- Artist: Joseph Mendla
- Year: 1971
- Type: painted steel
- Dimensions: 210 cm × 190 cm × 140 cm (83 in × 76 in × 56 in)
- Location: 1515 West Canal Street, Milwaukee; 43°1′51.835″N 87°55′55.409″W﻿ / ﻿43.03106528°N 87.93205806°W;
- Owner: Emmber Foods Inc. Administrative office, 1515 West Canal Street

= Space Game =

1971 artwork by Joseph Mendla

Space Game is a public artwork by American artist Joseph Mendla. The piece is located at 1515 West Canal Street, in Milwaukee, Wisconsin, United States. This piece was made originally for an indoor setting to be placed as three pieces and no base. Mendlay ended up giving this piece to Peck Meat Packing Corporation. The concrete base and lights were added. Even after the Peck family sold their slaughterhouse business in the late 1980s the sculpture still remains.

==Description==
Space Game was constructed during the years of 1972-1982 and was installed on May 20, 1982. The materials are welded steel with a concrete base and recessed lights. There are three large abstract parts to this sculpture. The farthest back and largest piece when looking from front is painted black. The middle piece is painted red and the last is painted white.

==Historical information==
Space Game was made originally for an indoor three-piece set. Later on Mendla ended up giving it to the Peck family. The Peck family owned a Slaughterhouse business called Peck Meat Packing Corporation. When the sculpture was received they added recessed lights and a concrete base. The pieces were then put all together to form one big abstract piece. The Peck family ended up selling their business in the late 1980s but the sculpture is still located on site.

==Artist==
Artist Joseph Mendla has a B.F.A. at the Philadelphia College of Art, also from University of Pennsylvania he received a M.F.A. in sculpture. Mendla also was the founder of the sculpture department at the Louisville School of Art. He also completed the foundry at Layton School of Art shortly after his arrival in there in 1971 . Most of Mendla's own original design was brought into the equipment at Hartbronze.
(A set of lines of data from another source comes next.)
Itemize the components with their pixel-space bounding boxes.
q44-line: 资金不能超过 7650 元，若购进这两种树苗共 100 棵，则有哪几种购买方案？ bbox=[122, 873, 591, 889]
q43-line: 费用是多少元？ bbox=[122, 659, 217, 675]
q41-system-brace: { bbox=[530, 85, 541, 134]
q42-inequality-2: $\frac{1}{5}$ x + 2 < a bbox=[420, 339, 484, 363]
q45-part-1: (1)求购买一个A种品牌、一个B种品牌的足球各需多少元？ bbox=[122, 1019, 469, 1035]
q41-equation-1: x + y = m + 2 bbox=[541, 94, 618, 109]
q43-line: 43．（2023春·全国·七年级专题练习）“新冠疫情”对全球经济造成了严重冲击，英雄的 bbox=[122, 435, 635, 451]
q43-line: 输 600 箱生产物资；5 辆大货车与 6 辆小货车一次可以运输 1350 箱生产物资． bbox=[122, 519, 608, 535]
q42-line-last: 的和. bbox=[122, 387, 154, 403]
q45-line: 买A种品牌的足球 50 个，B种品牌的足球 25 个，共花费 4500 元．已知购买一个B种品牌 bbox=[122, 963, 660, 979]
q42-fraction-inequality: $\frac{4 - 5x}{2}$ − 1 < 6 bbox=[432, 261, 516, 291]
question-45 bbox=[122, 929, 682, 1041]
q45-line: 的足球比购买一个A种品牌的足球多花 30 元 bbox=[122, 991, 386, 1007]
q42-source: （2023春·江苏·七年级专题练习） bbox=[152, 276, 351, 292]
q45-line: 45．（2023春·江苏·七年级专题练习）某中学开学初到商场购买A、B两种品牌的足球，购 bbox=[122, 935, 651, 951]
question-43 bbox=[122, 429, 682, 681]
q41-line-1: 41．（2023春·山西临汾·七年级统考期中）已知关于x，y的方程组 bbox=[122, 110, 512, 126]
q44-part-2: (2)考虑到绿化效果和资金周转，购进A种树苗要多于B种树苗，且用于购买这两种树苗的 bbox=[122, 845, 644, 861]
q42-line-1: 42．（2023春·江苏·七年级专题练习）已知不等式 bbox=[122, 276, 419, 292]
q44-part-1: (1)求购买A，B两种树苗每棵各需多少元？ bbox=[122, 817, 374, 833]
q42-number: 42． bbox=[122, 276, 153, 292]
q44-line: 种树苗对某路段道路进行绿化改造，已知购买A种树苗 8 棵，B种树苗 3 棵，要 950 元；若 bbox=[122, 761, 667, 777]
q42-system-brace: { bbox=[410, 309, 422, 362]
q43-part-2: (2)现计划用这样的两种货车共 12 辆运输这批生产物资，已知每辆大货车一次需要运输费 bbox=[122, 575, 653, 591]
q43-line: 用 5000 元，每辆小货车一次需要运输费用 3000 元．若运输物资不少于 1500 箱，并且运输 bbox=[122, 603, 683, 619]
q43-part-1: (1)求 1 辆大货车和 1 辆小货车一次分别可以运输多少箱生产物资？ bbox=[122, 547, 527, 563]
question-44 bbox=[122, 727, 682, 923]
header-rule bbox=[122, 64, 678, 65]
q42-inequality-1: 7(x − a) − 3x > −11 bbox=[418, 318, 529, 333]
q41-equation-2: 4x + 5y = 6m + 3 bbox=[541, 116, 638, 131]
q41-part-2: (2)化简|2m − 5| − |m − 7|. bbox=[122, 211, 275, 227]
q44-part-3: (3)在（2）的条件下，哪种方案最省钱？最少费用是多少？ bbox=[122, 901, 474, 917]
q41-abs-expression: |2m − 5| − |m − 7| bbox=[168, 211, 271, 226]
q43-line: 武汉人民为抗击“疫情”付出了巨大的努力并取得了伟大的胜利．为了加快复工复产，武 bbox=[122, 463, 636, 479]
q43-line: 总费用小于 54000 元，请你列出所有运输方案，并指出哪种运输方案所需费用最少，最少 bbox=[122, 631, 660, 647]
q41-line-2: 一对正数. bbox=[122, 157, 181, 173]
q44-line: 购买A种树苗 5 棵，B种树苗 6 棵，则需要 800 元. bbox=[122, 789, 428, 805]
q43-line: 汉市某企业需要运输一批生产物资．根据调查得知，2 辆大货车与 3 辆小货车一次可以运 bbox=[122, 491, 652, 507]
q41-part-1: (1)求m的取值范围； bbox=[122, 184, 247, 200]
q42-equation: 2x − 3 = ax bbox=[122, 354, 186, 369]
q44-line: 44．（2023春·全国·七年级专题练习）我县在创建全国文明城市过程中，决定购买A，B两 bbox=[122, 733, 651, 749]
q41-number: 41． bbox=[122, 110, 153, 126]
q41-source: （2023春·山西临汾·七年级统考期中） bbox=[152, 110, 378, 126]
Hartbronze Inc was founded by Joseph Mendla and Hilary Goldblatt. Heartbronze was at the time the only commercial foundry dedicated to solely cast-metal sculptures. The foundry was located in the Peck Meat Packing building where Space game is located.

==Condition==
The condition of the sculpture itself is at a state of treatment urgent, last surveyed in November 1993.